On cross-examination, the Juvenile denied having sex with T.W. with the exception of receiving a "blow job" and testified that X.M. was the only one who had sex with T.W. The Juvenile stated that he did not force X.M. to have sex with T.W. The Juvenile admitted that he lied to Deputy Sickey when he said nothing happened. He further testified that X.M. lied in court and to the detectives when he said the Juvenile had sex with T.W. The Juvenile stated that T.W. was lying when he said the Juvenile had sex with him.
We find that T.W.'s testimony sufficiently established the elements of the offenses of third degree rape and sexual battery. We, therefore, affirm the trial court's adjudication of the Juvenile as delinquent for third degree rape and sexual battery.
II. Pro Se Brief
The Juvenile's father filed a pro se brief contending the State failed to prove its case beyond a reasonable doubt because T.W. consented to the acts. He argues that if items that were seized, i.e., the Juvenile and X.M.'s cell phones, blankets, and boys' clothing, substantiated T.W.'s version of events, then the State would have introduced them at trial. The Juvenile's father attached to his brief a detective's report not introduced in evidence at trial in support of his contention that T.W. consented to the sexual acts.

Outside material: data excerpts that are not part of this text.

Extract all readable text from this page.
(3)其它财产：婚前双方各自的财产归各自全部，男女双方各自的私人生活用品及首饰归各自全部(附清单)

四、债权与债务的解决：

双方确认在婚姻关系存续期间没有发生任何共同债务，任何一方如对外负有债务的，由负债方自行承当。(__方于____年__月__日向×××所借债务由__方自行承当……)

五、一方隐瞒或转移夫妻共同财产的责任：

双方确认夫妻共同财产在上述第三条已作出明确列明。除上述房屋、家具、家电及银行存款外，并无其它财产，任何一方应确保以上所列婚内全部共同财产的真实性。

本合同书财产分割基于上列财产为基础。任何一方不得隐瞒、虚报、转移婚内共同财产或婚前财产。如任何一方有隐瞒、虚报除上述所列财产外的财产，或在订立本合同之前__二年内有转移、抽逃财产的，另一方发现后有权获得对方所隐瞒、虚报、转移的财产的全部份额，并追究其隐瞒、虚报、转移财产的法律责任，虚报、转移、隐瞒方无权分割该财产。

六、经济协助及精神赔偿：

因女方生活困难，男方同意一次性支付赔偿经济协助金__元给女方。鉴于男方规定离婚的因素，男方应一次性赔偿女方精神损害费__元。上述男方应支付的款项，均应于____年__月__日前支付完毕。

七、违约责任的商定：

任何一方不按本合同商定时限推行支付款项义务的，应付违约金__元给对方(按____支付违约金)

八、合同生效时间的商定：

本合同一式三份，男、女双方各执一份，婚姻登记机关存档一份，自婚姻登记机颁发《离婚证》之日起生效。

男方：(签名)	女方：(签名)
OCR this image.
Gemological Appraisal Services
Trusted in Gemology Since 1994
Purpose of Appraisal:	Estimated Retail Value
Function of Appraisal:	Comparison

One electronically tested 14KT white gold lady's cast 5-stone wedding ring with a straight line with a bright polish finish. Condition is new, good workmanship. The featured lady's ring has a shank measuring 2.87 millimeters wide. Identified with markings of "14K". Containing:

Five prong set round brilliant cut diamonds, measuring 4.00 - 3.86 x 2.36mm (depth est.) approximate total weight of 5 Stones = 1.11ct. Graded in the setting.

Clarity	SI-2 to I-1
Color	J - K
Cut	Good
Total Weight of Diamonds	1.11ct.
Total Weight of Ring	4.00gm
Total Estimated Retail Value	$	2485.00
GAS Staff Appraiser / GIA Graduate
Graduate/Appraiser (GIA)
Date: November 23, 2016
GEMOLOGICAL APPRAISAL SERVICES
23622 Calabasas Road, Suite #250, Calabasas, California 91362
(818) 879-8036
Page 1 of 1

In reviewing a claim of insufficient evidence, this court cannot consider evidence which is not introduced at trial. "Evidence outside the record may not be reviewed by appellate courts. See, e.g., State v. Hilaire, 216 La. 972, 45 So.2d 360 (1950)." State in the Interest of J.C.R., 14-1146, p. 4 (La.App. 3 Cir. 3/4/15), 157 So.3d 1284, 1287. Thus, the information contained in the detective's report cannot be considered by this court. As discussed above, the evidence presented at trial was sufficient to support the adjudication of delinquency for third degree rape and sexual battery. T.W.'s testimony, found credible by the trier of fact, was sufficient to establish the elements of both crimes for which the Juvenile was adjudicated delinquent. The father's claim, therefore, is without merit.
CONCLUSION
This court affirms the trial court's adjudication of the Juvenile as delinquent for third degree rape and sexual battery. We amend the Juvenile's disposition to give him credit for time served in a secure detention facility prior to the imposition of disposition, if any, and affirm as amended. We further remand this matter to the trial court with instructions to note the amendment in the custody order and in the trial court's minutes.
AFFIRMED AS AMENDED; REMANDED WITH INSTRUCTIONS.